Cruz released a separate statement in which he called for the bill to “do more to ensure consumers have the freedom to choose among more affordable plans that are tailored for their individual healthcare needs.”
This is, ostensibly, a demand that the bill repeal Obamacare’s regulatory requirements more directly. Under the Affordable Care Act, insurers are required to include a package of essential health benefits in every plan they sell. This provision is, in essence, a means of socializing risk without socializing the health-care system: Healthy people pay for more generous plans than they need (so far), thereby making it possible for for-profit insurers to offer affordable coverage to people with serious medical issues.
In other words: Cruz is effectively arguing that (temporarily) healthy people should have the freedom to buy cheap insurance that won’t actually protect them if they become severely ill, even if that means nonaffluent sick people will no longer be able to afford their medical treatments.
In remarks to reporters, Cruz emphasized that he was not condemning the Senate’s bill outright, but merely insisting that it be revised to ensure that it delivers lower premiums for the American people — an outcome that the bill couldn’t possibly deliver universally, unless one stipulates that the poor and sick are not people.

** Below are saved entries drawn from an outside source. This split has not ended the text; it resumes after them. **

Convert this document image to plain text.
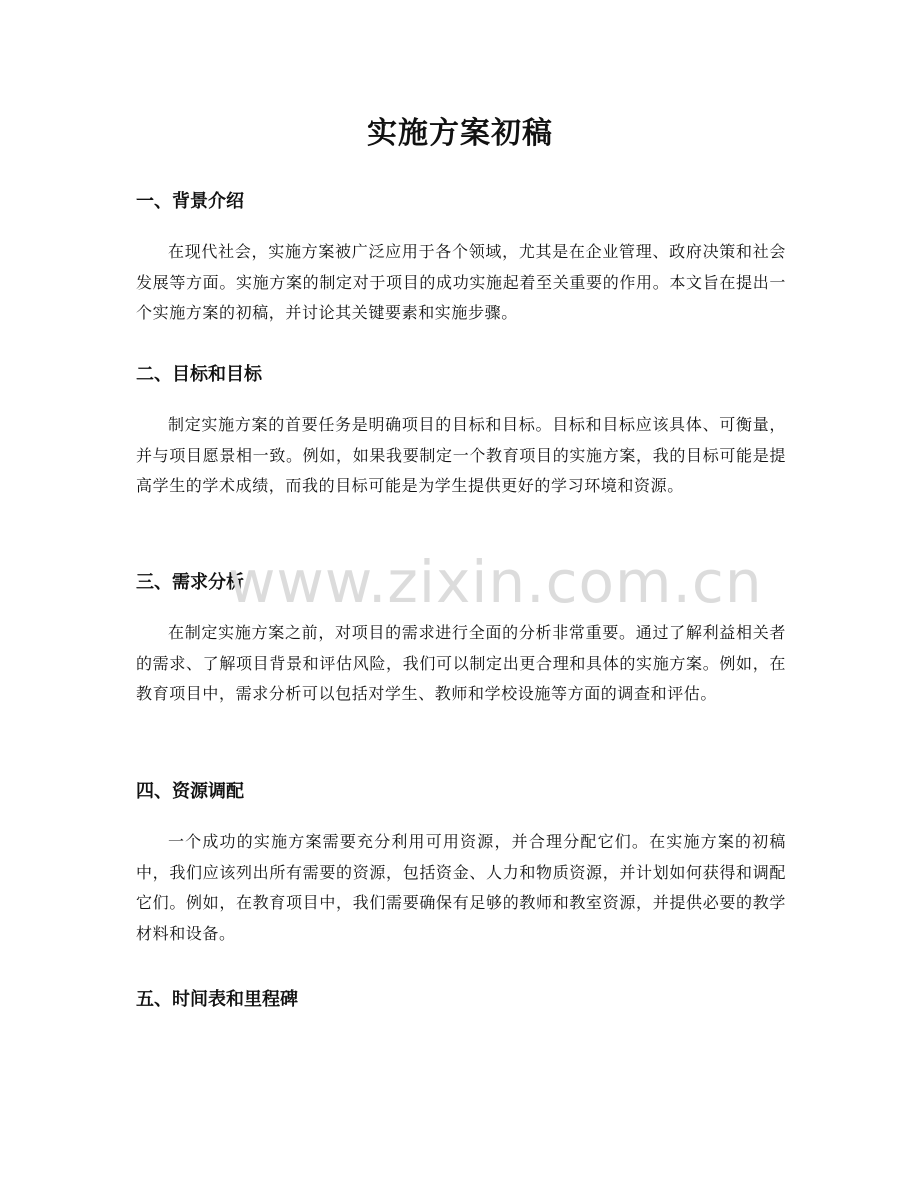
实施方案初稿
一、背景介绍

在现代社会，实施方案被广泛应用于各个领域，尤其是在企业管理、政府决策和社会发展等方面。实施方案的制定对于项目的成功实施起着至关重要的作用。本文旨在提出一个实施方案的初稿，并讨论其关键要素和实施步骤。

二、目标和目标

制定实施方案的首要任务是明确项目的目标和目标。目标和目标应该具体、可衡量，并与项目愿景相一致。例如，如果我要制定一个教育项目的实施方案，我的目标可能是提高学生的学术成绩，而我的目标可能是为学生提供更好的学习环境和资源。

三、需求分析

在制定实施方案之前，对项目的需求进行全面的分析非常重要。通过了解利益相关者的需求、了解项目背景和评估风险，我们可以制定出更合理和具体的实施方案。例如，在教育项目中，需求分析可以包括对学生、教师和学校设施等方面的调查和评估。

四、资源调配

一个成功的实施方案需要充分利用可用资源，并合理分配它们。在实施方案的初稿中，我们应该列出所有需要的资源，包括资金、人力和物质资源，并计划如何获得和调配它们。例如，在教育项目中，我们需要确保有足够的教师和教室资源，并提供必要的教学材料和设备。

五、时间表和里程碑
www.zixin.com.cn
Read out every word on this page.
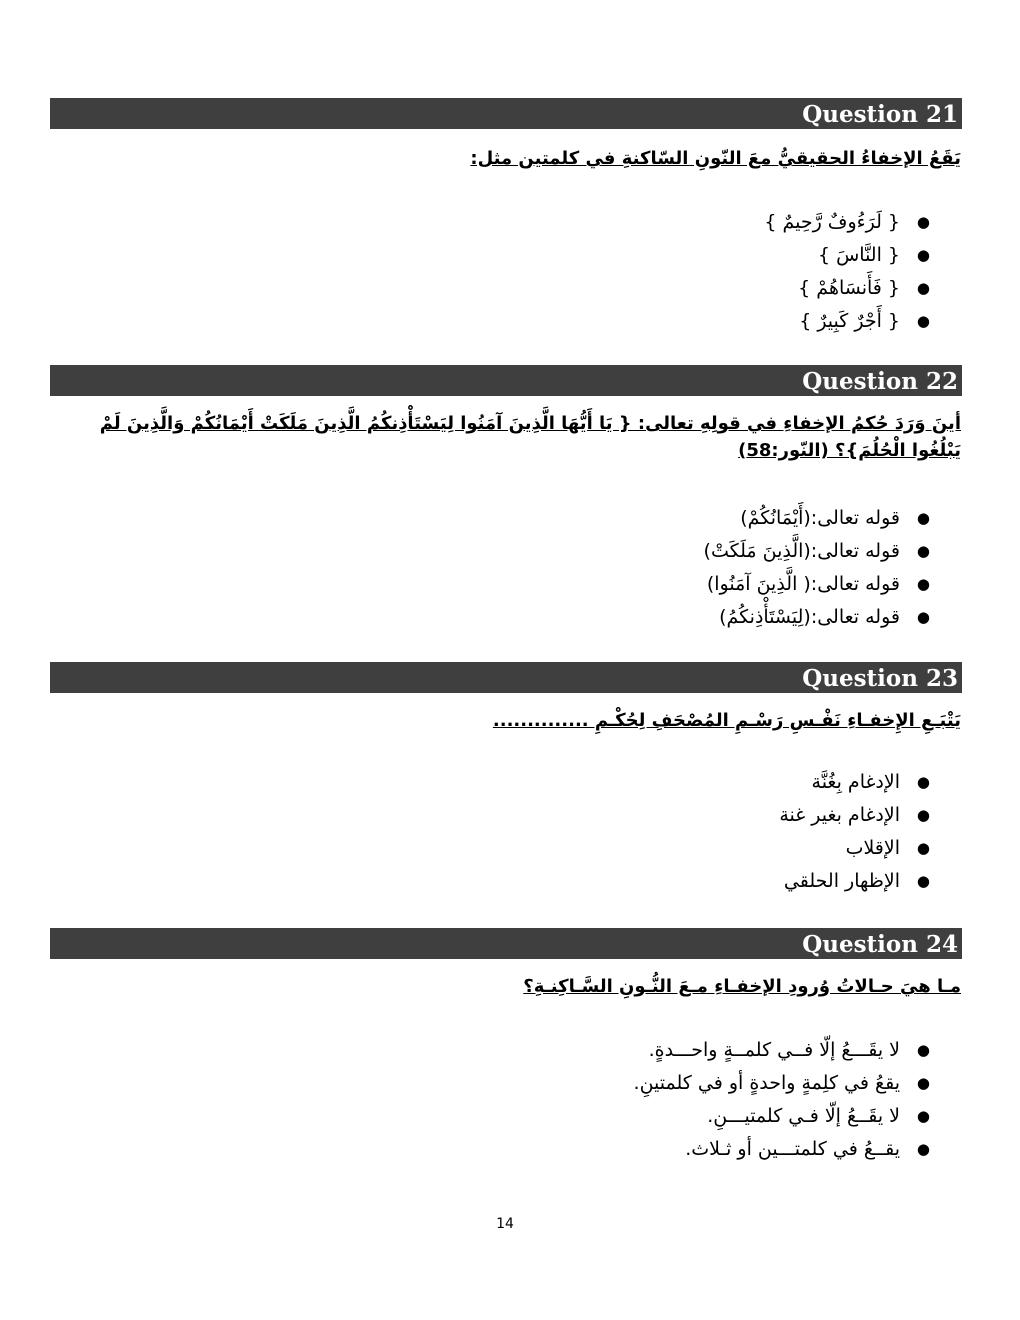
Question 21
يَقَعُ الإخفاءُ الحقيقيُّ معَ النّونِ السّاكنةِ في كلمتين مثل:
●
{ لَرَءُوفٌ رَّحِيمٌ }
●
{ النَّاسَ }
●
{ فَأَنسَاهُمْ }
●
{ أَجْرٌ كَبِيرٌ }
Question 22
أينَ وَرَدَ حُكمُ الإخفاءِ في قولِهِ تعالى: { يَا أَيُّهَا الَّذِينَ آمَنُوا لِيَسْتَأْذِنكُمُ الَّذِينَ مَلَكَتْ أَيْمَانُكُمْ وَالَّذِينَ لَمْ يَبْلُغُوا الْحُلُمَ}؟ (النّور:58)
●
قوله تعالى:(أَيْمَانُكُمْ)
●
قوله تعالى:(الَّذِينَ مَلَكَتْ)
●
قوله تعالى:( الَّذِينَ آمَنُوا)
●
قوله تعالى:(لِيَسْتَأْذِنكُمُ)
Question 23
يَتْبَـعِ الإِخفـاءِ نَفْـسِ رَسْـمِ المُصْحَفِ لِحُكْـمِ ..............
●
الإدغام بِغُنَّة
●
الإدغام بغير غنة
●
الإقلاب
●
الإظهار الحلقي
Question 24
مـا هيَ حـالاتُ وُرودِ الإخفـاءِ مـعَ النُّـونِ السَّـاكِنـةِ؟
●
لا يقَـــعُ إلّا فــي كلمــةٍ واحـــدةٍ.
●
يقعُ في كلِمةٍ واحدةٍ أو في كلمتينِ.
●
لا يقَــعُ إلّا فـي كلمتيـــنِ.
●
يقــعُ في كلمتـــين أو ثـلاث.
14
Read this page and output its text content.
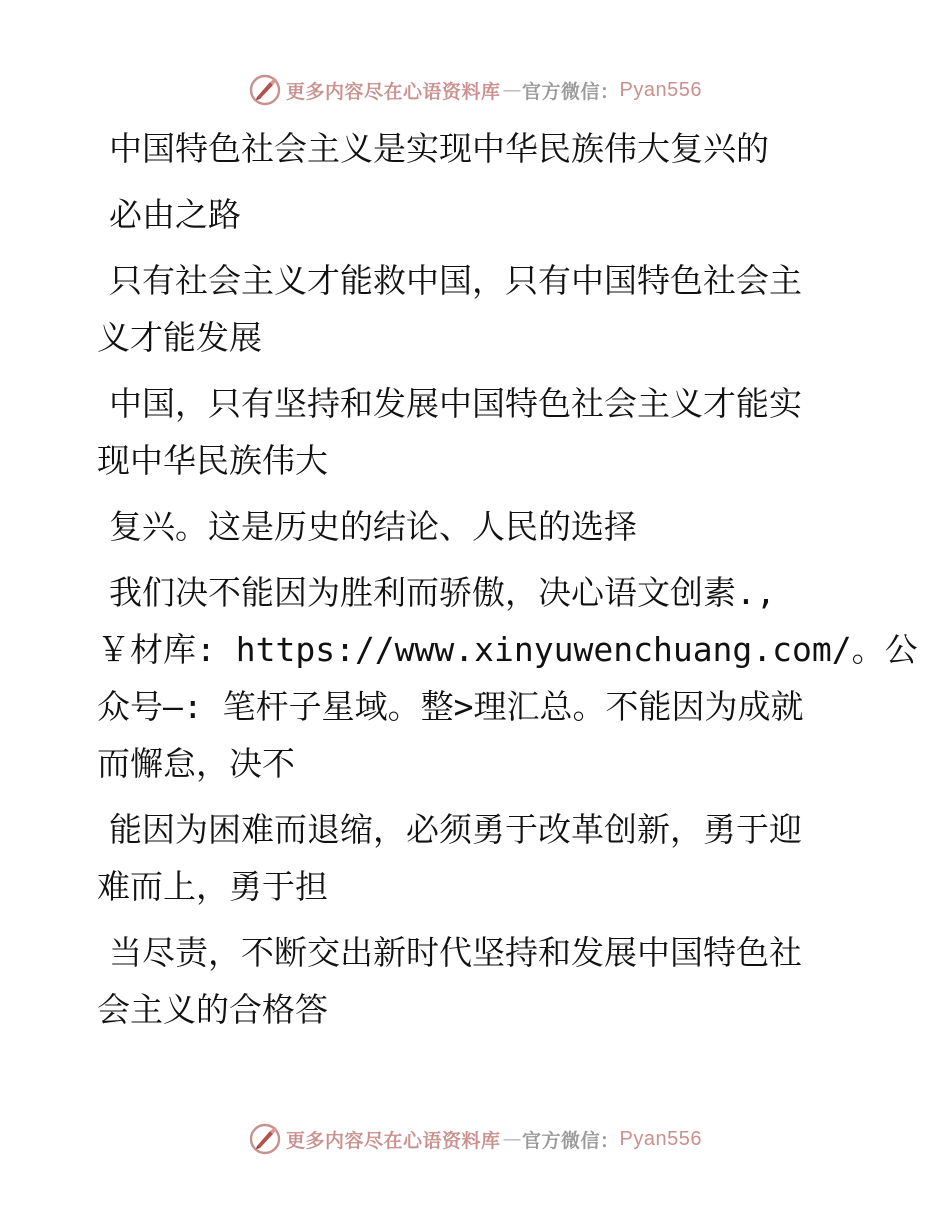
更多内容尽在心语资料库 — 官方微信： Pyan556

中国特色社会主义是实现中华民族伟大复兴的

必由之路

只有社会主义才能救中国，只有中国特色社会主
义才能发展

中国，只有坚持和发展中国特色社会主义才能实
现中华民族伟大

复兴。这是历史的结论、人民的选择

我们决不能因为胜利而骄傲，决心语文创素.,
￥材库: https://www.xinyuwenchuang.com/。公
众号—: 笔杆子星域。整>理汇总。不能因为成就
而懈怠，决不

能因为困难而退缩，必须勇于改革创新，勇于迎
难而上，勇于担

当尽责，不断交出新时代坚持和发展中国特色社
会主义的合格答

更多内容尽在心语资料库 — 官方微信： Pyan556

It’s unclear how the conservatives’ opposition will impact the bill’s prognosis. Paul sounds like he may be a genuine no, which is a conveniant position for a libertarian purist (who happens to represent one of the states that has benefited the most from Obamacare) to take. But the others sound like they just want a little attention, and a concession or two on some pet issues.
It seems unlikely then, that the Senate’s far-right flank will kill the bill by themselves. The only question is whether Team Paul’s complaints will cripple Mitch McConnell’s efforts to appease his “moderate” faction.
Nevada’s Dean Heller — perhaps the GOP’s most vulnerable senator up for reelection in 2018 — expressed his reservations about the bill’s Medicaid cuts.
“At first glance, I have serious concerns about the bill’s impact on the Nevadans who depend on Medicaid,” Heller said in a statement. “I will read it, share it with Governor Sandoval, and continue to listen to Nevadans to determine the bill’s impact on our state. I will also post it to my website so that any Nevadans who wish to review it can do so. As I have consistently stated, if the bill is good for Nevada, I’ll vote for it and if it’s not — I won’t.”
Maine’s Susan Collins expressed similar concerns through a spokesperson, who told reporters, “She has a number of concerns and will be particularly interested in examining the forthcoming CBO analysis on the impact on insurance coverage, the effect on insurance premiums, and the changes to the Medicaid program.”
The public is on the side of the moderates — or, more precisely, the Democrats. The American people overwhelmingly agree with their president — the Republican health-care plan is “mean.”
But what a majority of Americans — or even of Republicans — actually want has been irrelevant to this process thus far. So there’s little reason to have faith that it will make much difference now.